De kerkvloer opengebroken
Bij het aanvatten van de werken voor de vernieuwing van de verwarming van de O.-L.-Vrouwkerk in 1999, werden er bij het openbreken van de vloer achteraan in de kerk, oude grafzerken aangetroffen.[1] Bij de bevloering van 1808 werd de nieuwe vloer gewoon over de oudere vloer geplaatst. Deze laatste bestond uit een aantal tegen elkaar geschikte grafzerken of fragmenten van over verschillende eeuwen. Het was duidelijk dat deze zerken niet meer in hun oorspronkelijk verband lagen.

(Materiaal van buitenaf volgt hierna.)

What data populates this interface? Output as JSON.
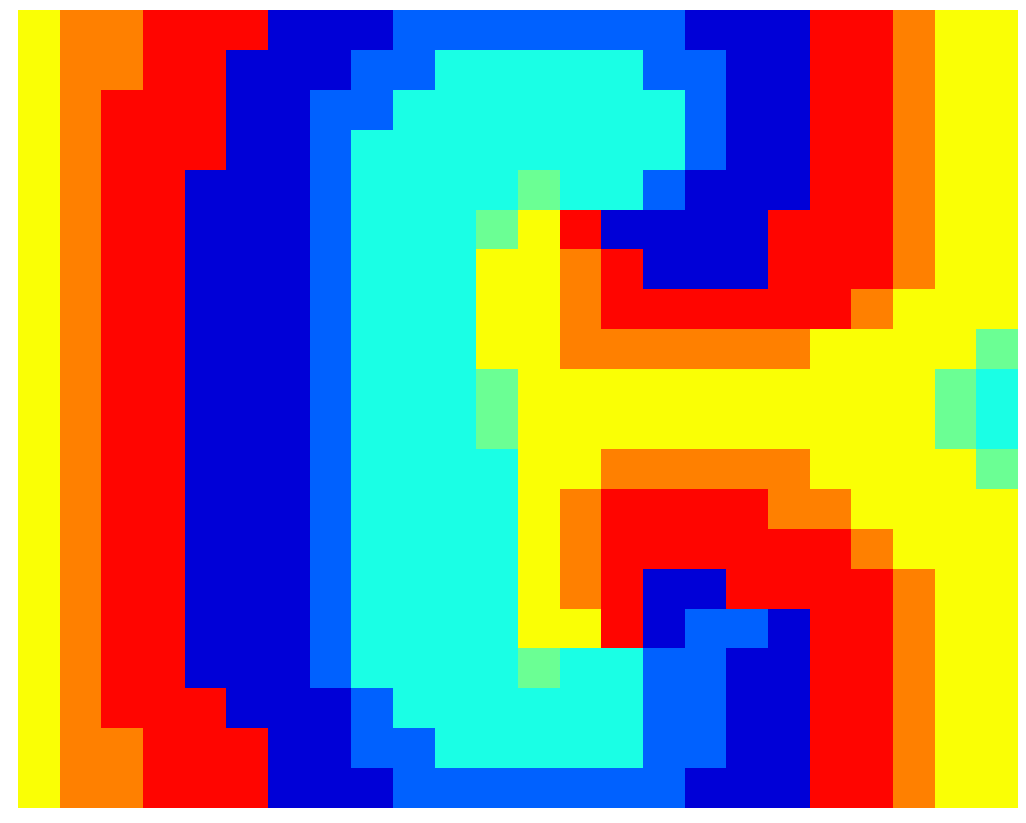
{
  "chart_data": {
    "type": "heatmap",
    "tick_labels": false,
    "zlim": [
      0,
      1
    ],
    "cells": [
      [
        0.62,
        0.75,
        0.75,
        0.87,
        0.87,
        0.87,
        0.08,
        0.08,
        0.08,
        0.22,
        0.22,
        0.22,
        0.22,
        0.22,
        0.22,
        0.22,
        0.08,
        0.08,
        0.08,
        0.87,
        0.87,
        0.75,
        0.62,
        0.62
      ],
      [
        0.62,
        0.75,
        0.75,
        0.87,
        0.87,
        0.08,
        0.08,
        0.08,
        0.22,
        0.22,
        0.4,
        0.4,
        0.4,
        0.4,
        0.4,
        0.22,
        0.22,
        0.08,
        0.08,
        0.87,
        0.87,
        0.75,
        0.62,
        0.62
      ],
      [
        0.62,
        0.75,
        0.87,
        0.87,
        0.87,
        0.08,
        0.08,
        0.22,
        0.22,
        0.4,
        0.4,
        0.4,
        0.4,
        0.4,
        0.4,
        0.4,
        0.22,
        0.08,
        0.08,
        0.87,
        0.87,
        0.75,
        0.62,
        0.62
      ],
      [
        0.62,
        0.75,
        0.87,
        0.87,
        0.87,
        0.08,
        0.08,
        0.22,
        0.4,
        0.4,
        0.4,
        0.4,
        0.4,
        0.4,
        0.4,
        0.4,
        0.22,
        0.08,
        0.08,
        0.87,
        0.87,
        0.75,
        0.62,
        0.62
      ],
      [
        0.62,
        0.75,
        0.87,
        0.87,
        0.08,
        0.08,
        0.08,
        0.22,
        0.4,
        0.4,
        0.4,
        0.4,
        0.48,
        0.4,
        0.4,
        0.22,
        0.08,
        0.08,
        0.08,
        0.87,
        0.87,
        0.75,
        0.62,
        0.62
      ],
      [
        0.62,
        0.75,
        0.87,
        0.87,
        0.08,
        0.08,
        0.08,
        0.22,
        0.4,
        0.4,
        0.4,
        0.48,
        0.62,
        0.87,
        0.08,
        0.08,
        0.08,
        0.08,
        0.87,
        0.87,
        0.87,
        0.75,
        0.62,
        0.62
      ],
      [
        0.62,
        0.75,
        0.87,
        0.87,
        0.08,
        0.08,
        0.08,
        0.22,
        0.4,
        0.4,
        0.4,
        0.62,
        0.62,
        0.75,
        0.87,
        0.08,
        0.08,
        0.08,
        0.87,
        0.87,
        0.87,
        0.75,
        0.62,
        0.62
      ],
      [
        0.62,
        0.75,
        0.87,
        0.87,
        0.08,
        0.08,
        0.08,
        0.22,
        0.4,
        0.4,
        0.4,
        0.62,
        0.62,
        0.75,
        0.87,
        0.87,
        0.87,
        0.87,
        0.87,
        0.87,
        0.75,
        0.62,
        0.62,
        0.62
      ],
      [
        0.62,
        0.75,
        0.87,
        0.87,
        0.08,
        0.08,
        0.08,
        0.22,
        0.4,
        0.4,
        0.4,
        0.62,
        0.62,
        0.75,
        0.75,
        0.75,
        0.75,
        0.75,
        0.75,
        0.62,
        0.62,
        0.62,
        0.62,
        0.48
      ],
      [
        0.62,
        0.75,
        0.87,
        0.87,
        0.08,
        0.08,
        0.08,
        0.22,
        0.4,
        0.4,
        0.4,
        0.48,
        0.62,
        0.62,
        0.62,
        0.62,
        0.62,
        0.62,
        0.62,
        0.62,
        0.62,
        0.62,
        0.48,
        0.4
      ],
      [
        0.62,
        0.75,
        0.87,
        0.87,
        0.08,
        0.08,
        0.08,
        0.22,
        0.4,
        0.4,
        0.4,
        0.48,
        0.62,
        0.62,
        0.62,
        0.62,
        0.62,
        0.62,
        0.62,
        0.62,
        0.62,
        0.62,
        0.48,
        0.4
      ],
      [
        0.62,
        0.75,
        0.87,
        0.87,
        0.08,
        0.08,
        0.08,
        0.22,
        0.4,
        0.4,
        0.4,
        0.4,
        0.62,
        0.62,
        0.75,
        0.75,
        0.75,
        0.75,
        0.75,
        0.62,
        0.62,
        0.62,
        0.62,
        0.48
      ],
      [
        0.62,
        0.75,
        0.87,
        0.87,
        0.08,
        0.08,
        0.08,
        0.22,
        0.4,
        0.4,
        0.4,
        0.4,
        0.62,
        0.75,
        0.87,
        0.87,
        0.87,
        0.87,
        0.75,
        0.75,
        0.62,
        0.62,
        0.62,
        0.62
      ],
      [
        0.62,
        0.75,
        0.87,
        0.87,
        0.08,
        0.08,
        0.08,
        0.22,
        0.4,
        0.4,
        0.4,
        0.4,
        0.62,
        0.75,
        0.87,
        0.87,
        0.87,
        0.87,
        0.87,
        0.87,
        0.75,
        0.62,
        0.62,
        0.62
      ],
      [
        0.62,
        0.75,
        0.87,
        0.87,
        0.08,
        0.08,
        0.08,
        0.22,
        0.4,
        0.4,
        0.4,
        0.4,
        0.62,
        0.75,
        0.87,
        0.08,
        0.08,
        0.87,
        0.87,
        0.87,
        0.87,
        0.75,
        0.62,
        0.62
      ],
      [
        0.62,
        0.75,
        0.87,
        0.87,
        0.08,
        0.08,
        0.08,
        0.22,
        0.4,
        0.4,
        0.4,
        0.4,
        0.62,
        0.62,
        0.87,
        0.08,
        0.22,
        0.22,
        0.08,
        0.87,
        0.87,
        0.75,
        0.62,
        0.62
      ],
      [
        0.62,
        0.75,
        0.87,
        0.87,
        0.08,
        0.08,
        0.08,
        0.22,
        0.4,
        0.4,
        0.4,
        0.4,
        0.48,
        0.4,
        0.4,
        0.22,
        0.22,
        0.08,
        0.08,
        0.87,
        0.87,
        0.75,
        0.62,
        0.62
      ],
      [
        0.62,
        0.75,
        0.87,
        0.87,
        0.87,
        0.08,
        0.08,
        0.08,
        0.22,
        0.4,
        0.4,
        0.4,
        0.4,
        0.4,
        0.4,
        0.22,
        0.22,
        0.08,
        0.08,
        0.87,
        0.87,
        0.75,
        0.62,
        0.62
      ],
      [
        0.62,
        0.75,
        0.75,
        0.87,
        0.87,
        0.87,
        0.08,
        0.08,
        0.22,
        0.22,
        0.4,
        0.4,
        0.4,
        0.4,
        0.4,
        0.22,
        0.22,
        0.08,
        0.08,
        0.87,
        0.87,
        0.75,
        0.62,
        0.62
      ],
      [
        0.62,
        0.75,
        0.75,
        0.87,
        0.87,
        0.87,
        0.08,
        0.08,
        0.08,
        0.22,
        0.22,
        0.22,
        0.22,
        0.22,
        0.22,
        0.22,
        0.08,
        0.08,
        0.08,
        0.87,
        0.87,
        0.75,
        0.62,
        0.62
      ]
    ]
  }
}
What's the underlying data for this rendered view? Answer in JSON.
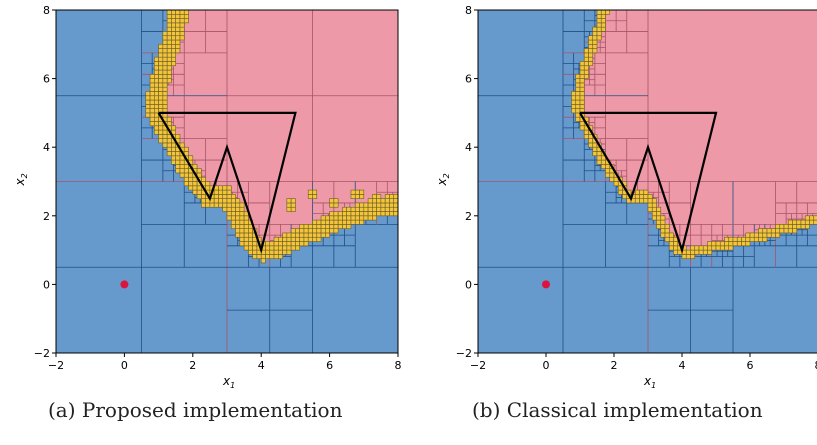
{
  "colors": {
    "safe": "#6699CC",
    "unsafe": "#EE99A8",
    "boundary": "#F2C53D",
    "safe_edge": "#1F4E86",
    "unsafe_edge": "#A65468",
    "boundary_edge": "#6B5C22",
    "origin": "#DC143C",
    "polygon": "#000000"
  },
  "captions": [
    "(a) Proposed implementation",
    "(b) Classical implementation"
  ],
  "chart_data": [
    {
      "type": "heatmap",
      "title": "",
      "xlabel": "x",
      "xlabel_sub": "1",
      "ylabel": "x",
      "ylabel_sub": "2",
      "xlim": [
        -2,
        8
      ],
      "ylim": [
        -2,
        8
      ],
      "xticks": [
        "−2",
        "0",
        "2",
        "4",
        "6",
        "8"
      ],
      "yticks": [
        "−2",
        "0",
        "2",
        "4",
        "6",
        "8"
      ],
      "origin_point": [
        0,
        0
      ],
      "polygon": [
        [
          1,
          5
        ],
        [
          5,
          5
        ],
        [
          4,
          1
        ],
        [
          3,
          4
        ],
        [
          2.5,
          2.5
        ],
        [
          1,
          5
        ]
      ],
      "boundary_curve": [
        [
          1.6,
          8
        ],
        [
          1.5,
          7.4
        ],
        [
          1.3,
          6.8
        ],
        [
          1.1,
          6.2
        ],
        [
          0.95,
          5.6
        ],
        [
          0.95,
          5.0
        ],
        [
          1.3,
          4.3
        ],
        [
          1.7,
          3.6
        ],
        [
          2.1,
          3.0
        ],
        [
          2.5,
          2.5
        ],
        [
          2.9,
          2.6
        ],
        [
          3.2,
          2.2
        ],
        [
          3.5,
          1.6
        ],
        [
          3.8,
          1.1
        ],
        [
          4.1,
          0.95
        ],
        [
          4.6,
          1.1
        ],
        [
          5.2,
          1.4
        ],
        [
          5.9,
          1.7
        ],
        [
          6.6,
          2.0
        ],
        [
          7.3,
          2.2
        ],
        [
          8,
          2.35
        ]
      ],
      "band_width": 0.55,
      "bumps": [
        [
          5.5,
          2.6
        ],
        [
          6.1,
          2.4
        ],
        [
          6.8,
          2.6
        ],
        [
          7.4,
          2.5
        ],
        [
          4.9,
          2.3
        ]
      ]
    },
    {
      "type": "heatmap",
      "title": "",
      "xlabel": "x",
      "xlabel_sub": "1",
      "ylabel": "x",
      "ylabel_sub": "2",
      "xlim": [
        -2,
        8
      ],
      "ylim": [
        -2,
        8
      ],
      "xticks": [
        "−2",
        "0",
        "2",
        "4",
        "6",
        "8"
      ],
      "yticks": [
        "−2",
        "0",
        "2",
        "4",
        "6",
        "8"
      ],
      "origin_point": [
        0,
        0
      ],
      "polygon": [
        [
          1,
          5
        ],
        [
          5,
          5
        ],
        [
          4,
          1
        ],
        [
          3,
          4
        ],
        [
          2.5,
          2.5
        ],
        [
          1,
          5
        ]
      ],
      "boundary_curve": [
        [
          1.7,
          8
        ],
        [
          1.55,
          7.4
        ],
        [
          1.3,
          6.8
        ],
        [
          1.1,
          6.2
        ],
        [
          0.95,
          5.6
        ],
        [
          0.95,
          5.0
        ],
        [
          1.3,
          4.3
        ],
        [
          1.7,
          3.6
        ],
        [
          2.1,
          3.0
        ],
        [
          2.5,
          2.5
        ],
        [
          2.9,
          2.6
        ],
        [
          3.2,
          2.2
        ],
        [
          3.5,
          1.6
        ],
        [
          3.8,
          1.1
        ],
        [
          4.1,
          0.9
        ],
        [
          4.6,
          1.0
        ],
        [
          5.2,
          1.15
        ],
        [
          5.9,
          1.3
        ],
        [
          6.6,
          1.5
        ],
        [
          7.3,
          1.7
        ],
        [
          8,
          1.9
        ]
      ],
      "band_width": 0.28,
      "bumps": []
    }
  ]
}
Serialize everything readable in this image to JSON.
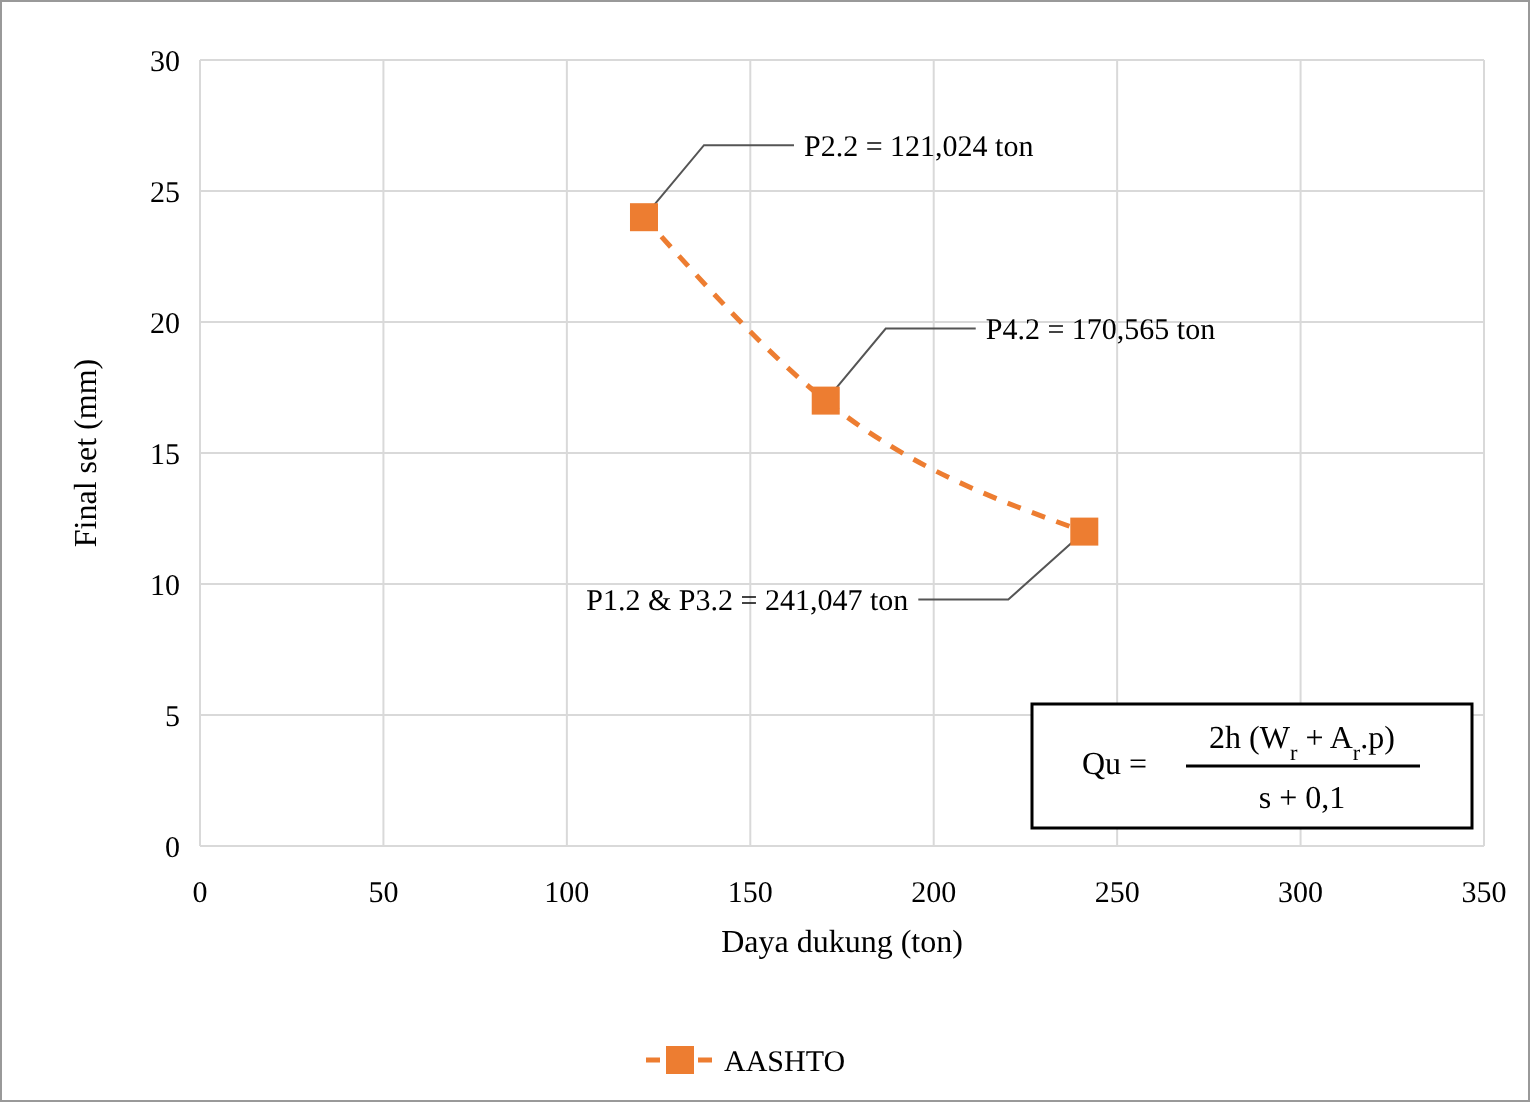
{
  "chart_data": {
    "type": "line",
    "xlabel": "Daya dukung (ton)",
    "ylabel": "Final set (mm)",
    "x": [
      121.024,
      170.565,
      241.047
    ],
    "series": [
      {
        "name": "AASHTO",
        "color": "#ed7d31",
        "values": [
          24,
          17,
          12
        ]
      }
    ],
    "xlim": [
      0,
      350
    ],
    "xticks": [
      0,
      50,
      100,
      150,
      200,
      250,
      300,
      350
    ],
    "ylim": [
      0,
      30
    ],
    "yticks": [
      0,
      5,
      10,
      15,
      20,
      25,
      30
    ],
    "grid": true,
    "legend": "bottom",
    "marker": "square",
    "line_style": "dashed",
    "annotations": [
      {
        "text": "P2.2 = 121,024 ton",
        "x": 121.024,
        "y": 24
      },
      {
        "text": "P4.2 = 170,565 ton",
        "x": 170.565,
        "y": 17
      },
      {
        "text": "P1.2 & P3.2 = 241,047 ton",
        "x": 241.047,
        "y": 12
      },
      "Qu =",
      "2h (W$_{r}$ + A$_{r}$.p)",
      "s + 0,1"
    ]
  }
}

Omwille van mijn drukke beroepsactiviteiten met talrijke reizen naar het buitenland kon ik slechts op zaterdag 12 juli 1999 tijd uittrekken om deze zerken aan een grondig onderzoek te onderwerpen. Jan Lavaert ging onmiddellijk akkoord om mij hierbij te helpen. Hij nam toen o.a. de afmetingen op van de toen zichtbare grafzerken of gedeelten hiervan en stelde ook een situatieplan op, dat we hier weergeven als afb. 1. Enkele grafzerken werden toen ‘afgekalkeerd’.
Toen het belang van deze vondsten duidelijk werd, o.a. de vondst van de monumentale zerk van 1270 en een deel van een lijkwade figuur, werd de gemeente bereid gevonden tijdelijk een iets grotere oppervlakte van de vloer open te breken om zo enkele zerken volledig bloot te leggen. Toen werden nog een aantal grafzerken ‘afgekalkeerd’. Bij gebrek aan fondsen konden de zerken niet verplaatst of gelicht worden, noch kon de ondergrond verder onderzocht worden. De zerken werden opnieuw bedekt met uitzondering van de grafzerk van Adriaen Lamins en echtgenote (Dam. 14)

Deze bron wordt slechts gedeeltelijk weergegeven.